Our Medical Advisors, Dr David Milecki and Professor Paul Van Buynder, have explained the current COVID-19 tests and how to interpret their results.
COVID-19 Tests
There are two types of tests “available” for detecting SARS-CoV-19, the virus responsible for COVID-19 disease.
Nucleic Acid Tests
These tests look for the actual virus in the body usually from respiratory tract specimens such as a nose swab.
The tests usually identify either two or three components of the genetic material (RNA) within the virus. This RNA is usually identifiable in respiratory samples in the acute phase of infection. Positive results imply the virus is present and with the clinical picture can aid management of ill patients.
The nucleic acid tests developed for SARS-CoV-19 look at parts of the coronavirus that are unique to SARS-CoV-19 so infection with other coronaviruses such as the common cold will not interfere with them.
Negative results do not fully exclude the presence of SARS-CoV-19 and should be repeated if clinical observations, patient history and epidemiological information suggests COVID-19. It may be too early in the infection for the test to be positive.
These tests require complex expensive equipment and access to testing standards and samples. They are only available in major laboratories but are the basis of the COVID-19 response at the moment.
Antibody Tests
After a COVID-19 infection the body will make antibodies to the virus and a number of groups are looking at ways to detect these antibodies in the blood. They are not useful in the early stages of illness as they take time to develop after you are already sick.
These tests will become important to determine whether you have had the disease before, whether you are potentially immune to the disease and how long you are immune after an infection. They are also critical in seeing whether possible vaccines produce a protective result.
They have some advantages in that they will detect antibodies even if a patient has recovered where the nucleic acid tests are only positive while you are sick.
They have some advantages in that they will detect antibodies even if a patient has recovered where the nucleic acid tests are only positive while you are sick.
There are a number of antibody classes that are produced. Some antibody types such as IgM appear earlier than others while others such as IgG are more long lasting. Antibodies typically take about a week to develop after exposure to SARS-CoV-19, so if a test is positive it is likely that symptoms have already developed and the person who is developing the illness has had several days to spread the virus.
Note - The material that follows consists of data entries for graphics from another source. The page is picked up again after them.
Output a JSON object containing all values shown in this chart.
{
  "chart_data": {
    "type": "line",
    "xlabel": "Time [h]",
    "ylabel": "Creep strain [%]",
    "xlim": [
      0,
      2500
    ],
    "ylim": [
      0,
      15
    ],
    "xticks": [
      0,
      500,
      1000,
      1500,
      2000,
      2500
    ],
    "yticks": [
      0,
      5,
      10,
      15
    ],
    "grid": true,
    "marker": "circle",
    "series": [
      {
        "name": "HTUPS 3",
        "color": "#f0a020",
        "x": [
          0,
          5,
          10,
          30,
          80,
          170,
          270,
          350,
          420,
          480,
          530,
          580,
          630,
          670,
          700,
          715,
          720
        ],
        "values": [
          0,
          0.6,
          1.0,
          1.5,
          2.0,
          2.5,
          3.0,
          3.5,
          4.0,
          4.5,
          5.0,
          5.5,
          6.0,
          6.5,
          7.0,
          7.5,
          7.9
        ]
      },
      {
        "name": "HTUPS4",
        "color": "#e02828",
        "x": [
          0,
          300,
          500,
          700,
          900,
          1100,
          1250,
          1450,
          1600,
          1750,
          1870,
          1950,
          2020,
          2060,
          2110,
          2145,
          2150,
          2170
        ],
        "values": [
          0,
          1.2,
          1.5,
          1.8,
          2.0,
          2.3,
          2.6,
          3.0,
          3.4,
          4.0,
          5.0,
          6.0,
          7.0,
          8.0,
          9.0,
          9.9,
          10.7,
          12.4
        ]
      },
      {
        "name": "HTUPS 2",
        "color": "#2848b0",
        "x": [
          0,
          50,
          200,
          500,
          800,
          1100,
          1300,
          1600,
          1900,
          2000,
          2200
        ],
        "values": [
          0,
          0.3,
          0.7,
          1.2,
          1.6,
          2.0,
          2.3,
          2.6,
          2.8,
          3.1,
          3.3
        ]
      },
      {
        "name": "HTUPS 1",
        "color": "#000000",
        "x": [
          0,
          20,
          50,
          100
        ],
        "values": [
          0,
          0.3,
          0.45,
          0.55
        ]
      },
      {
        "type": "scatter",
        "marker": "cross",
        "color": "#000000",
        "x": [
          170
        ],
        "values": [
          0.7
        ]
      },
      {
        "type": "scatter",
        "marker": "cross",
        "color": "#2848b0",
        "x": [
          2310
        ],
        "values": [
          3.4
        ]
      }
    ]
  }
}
COVID-19 is thought to be infectious in the 24 hours BEFORE symptom onset.
See the graph below as a typical depiction of antibody response over time. IgG is a test for immunity and infection that typically takes at least a couple of months to be detectable and is long-lasting (months to years).
A number of highly sophisticated laboratories have worked on developing these tests since the start of the outbreak with Singapore and China reporting test development early on. In addition Stanford University and some other American sites now have tests that are under investigation.
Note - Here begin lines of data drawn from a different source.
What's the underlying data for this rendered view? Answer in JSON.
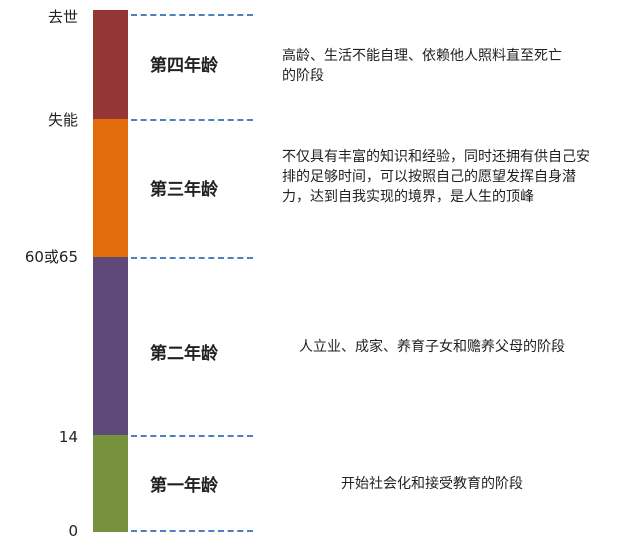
{
  "ticks": {
    "death": "去世",
    "disability": "失能",
    "retire": "60或65",
    "fourteen": "14",
    "zero": "0"
  },
  "colors": {
    "stage4": "#943634",
    "stage3": "#e36c0a",
    "stage2": "#5f497a",
    "stage1": "#76923c",
    "dash": "#4f7fbf"
  },
  "stages": [
    {
      "label": "第四年龄",
      "description": "高龄、生活不能自理、依赖他人照料直至死亡的阶段"
    },
    {
      "label": "第三年龄",
      "description": "不仅具有丰富的知识和经验，同时还拥有供自己安排的足够时间，可以按照自己的愿望发挥自身潜力，达到自我实现的境界，是人生的顶峰"
    },
    {
      "label": "第二年龄",
      "description": "人立业、成家、养育子女和赡养父母的阶段"
    },
    {
      "label": "第一年龄",
      "description": "开始社会化和接受教育的阶段"
    }
  ]
}
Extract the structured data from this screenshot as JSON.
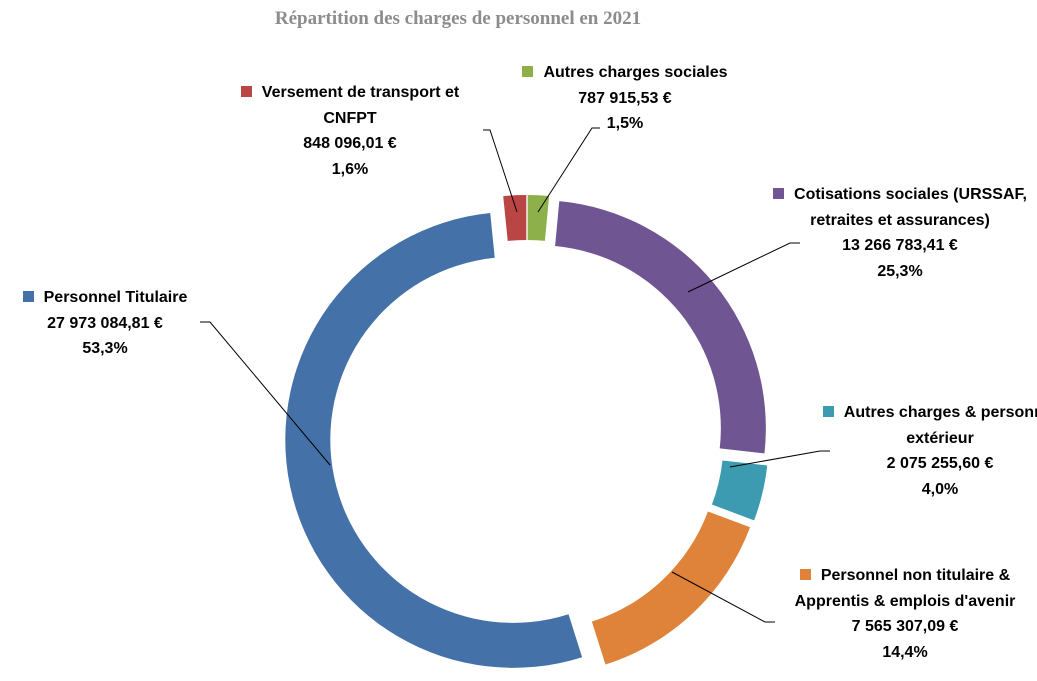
{
  "chart_data": {
    "type": "donut",
    "title": "Répartition des charges de personnel en 2021",
    "categories": [
      "Autres charges sociales",
      "Cotisations sociales (URSSAF, retraites et assurances)",
      "Autres charges & personnel extérieur",
      "Personnel non titulaire & Apprentis & emplois d'avenir",
      "Personnel Titulaire",
      "Versement de transport et CNFPT"
    ],
    "values": [
      787915.53,
      13266783.41,
      2075255.6,
      7565307.09,
      27973084.81,
      848096.01
    ],
    "value_labels": [
      "787 915,53 €",
      "13 266 783,41 €",
      "2 075 255,60 €",
      "7 565 307,09 €",
      "27 973 084,81 €",
      "848 096,01 €"
    ],
    "percentages": [
      1.5,
      25.3,
      4.0,
      14.4,
      53.3,
      1.6
    ],
    "percentage_labels": [
      "1,5%",
      "25,3%",
      "4,0%",
      "14,4%",
      "53,3%",
      "1,6%"
    ],
    "colors": [
      "#8eb04a",
      "#6f5592",
      "#3c9bb0",
      "#e0833a",
      "#4472a8",
      "#b94545"
    ]
  }
}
The tests are being compared to blood samples from people known to have the disease to see at what times they are positive and what the results may mean.
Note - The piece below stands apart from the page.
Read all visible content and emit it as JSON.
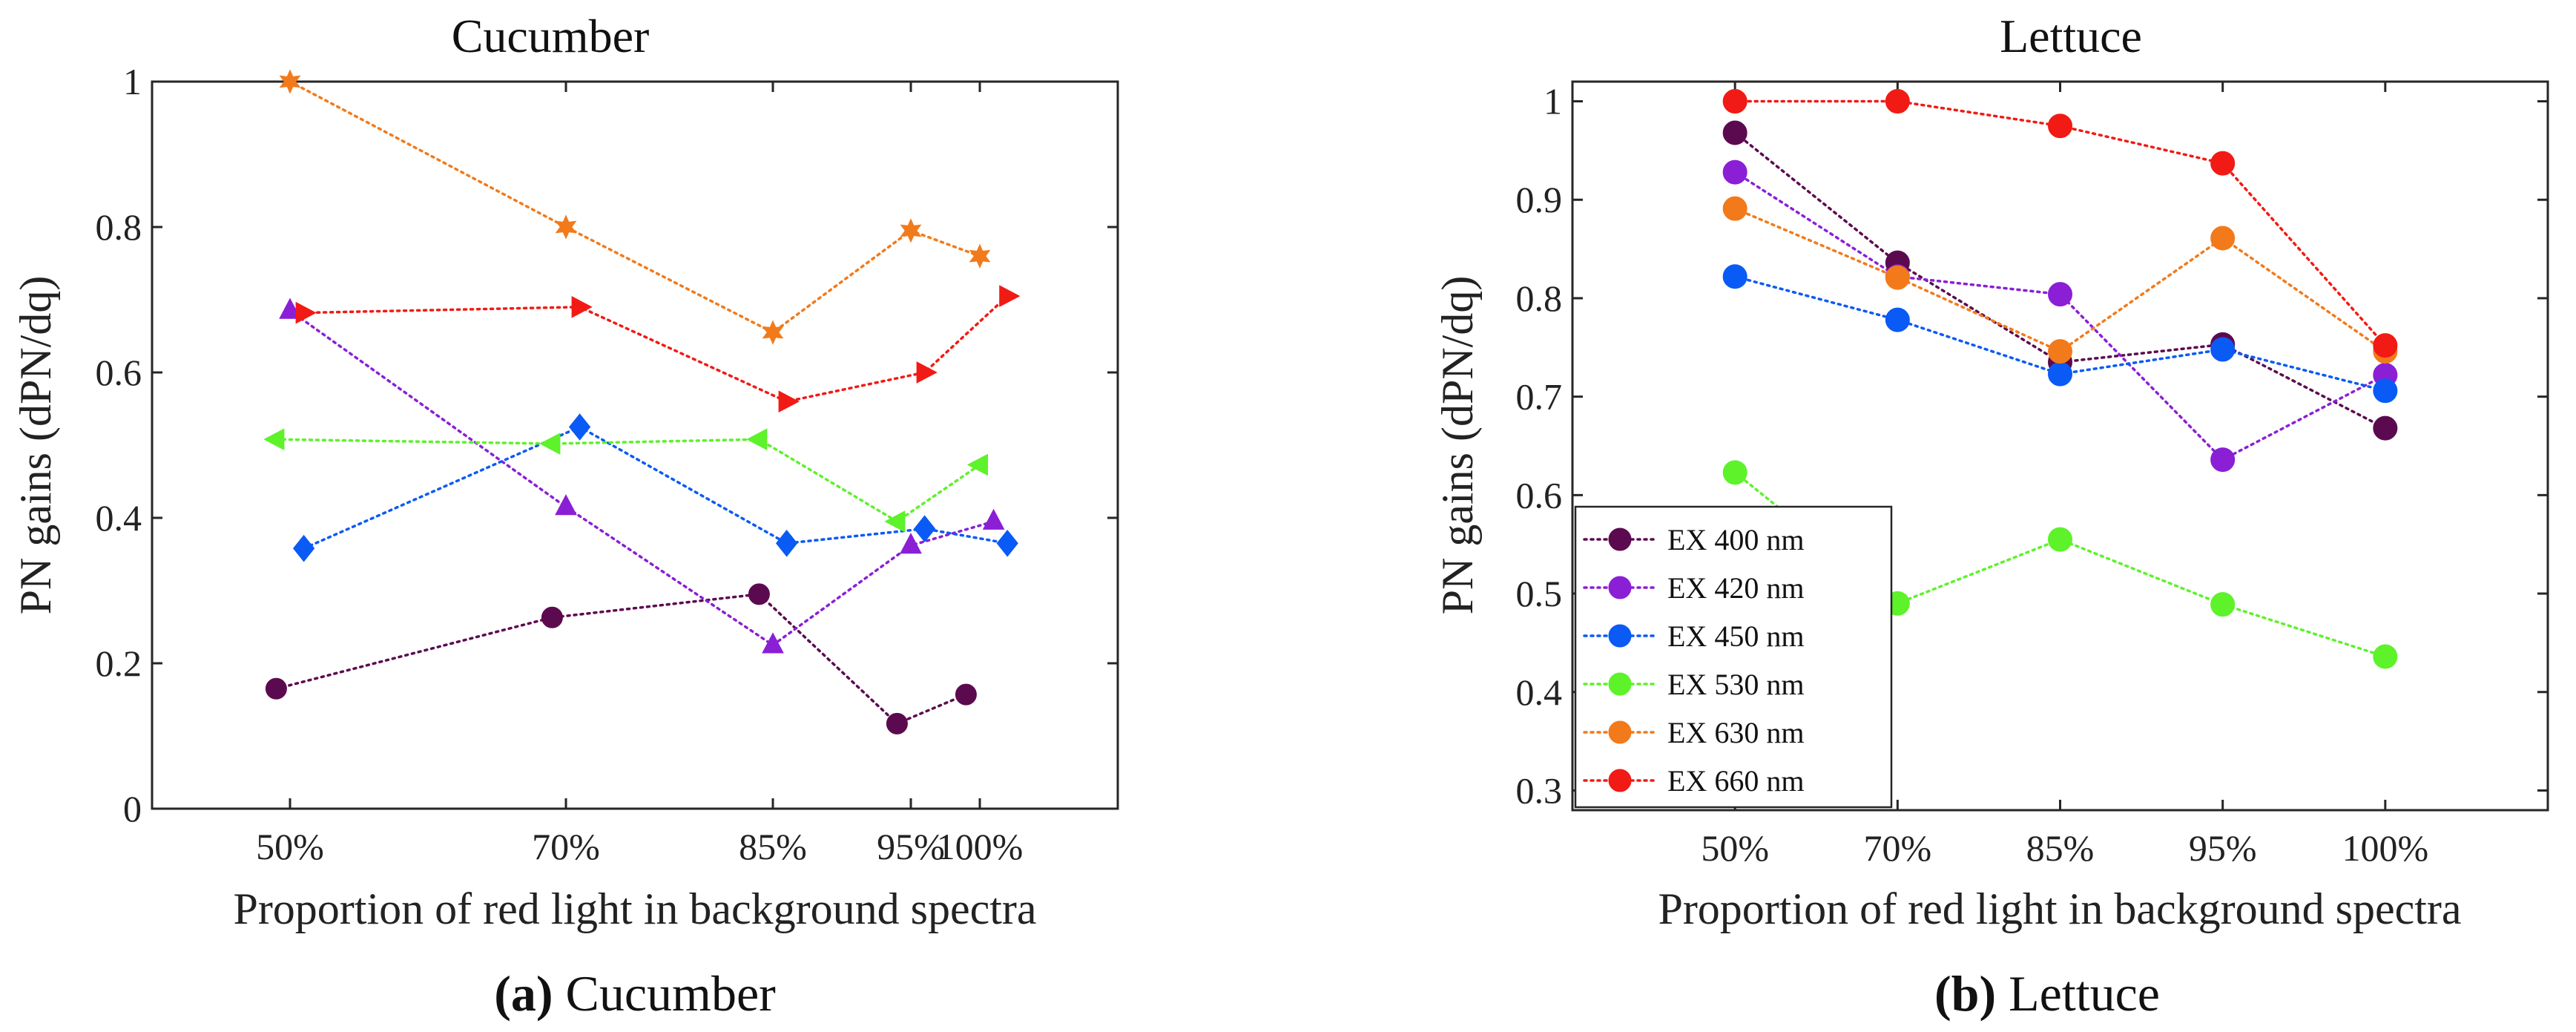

Not all antibodies are protective. Those that are protective are called neutrolising antibodies. If the tests demonstrate these antibodies then the person is protected but we still don’t know for how long. We hope it is for years!
If the antibody test finds other non-neutrolising antibodies then the person may not be protected despite a positive result. A lot more work is required in the coming months in this area.
Recently several 15-minute rapid result self-tests were approved by the TGA. These tests are assays of blood levels of antibodies to SARS-CoV-2 performed by finger pricking a sample. They are being marketed as a test of rapid detection of infection. They are being offered to large companies and corporations, which, in itself is a clue, since if they were the magic answer, the medical profession would not need the involvement of companies.
These tests require more evaluation and I can see a situation where people will be incorrectly reassured by a negative result (a false negative – when they have caught the virus), they relax their guard and then spread the virus to friends, family and workmates, all before the test shows up as positive. Clients are advised not to be part of the chain that leads to such potential outcomes.
Antibody tests certainly do have their place as a valid test for medical practitioners. The tests give rapid results, however, they are not a good way to test for acute infection or for the potential to infect others. It is our opinion that the further development of testing and the use of tests is best left to the medical profession until their role is fully evaluated.
Clients should not play a part in making things worse and taking on some legal risk by promoting methods that lead to negative outcomes including the death of staff or their families.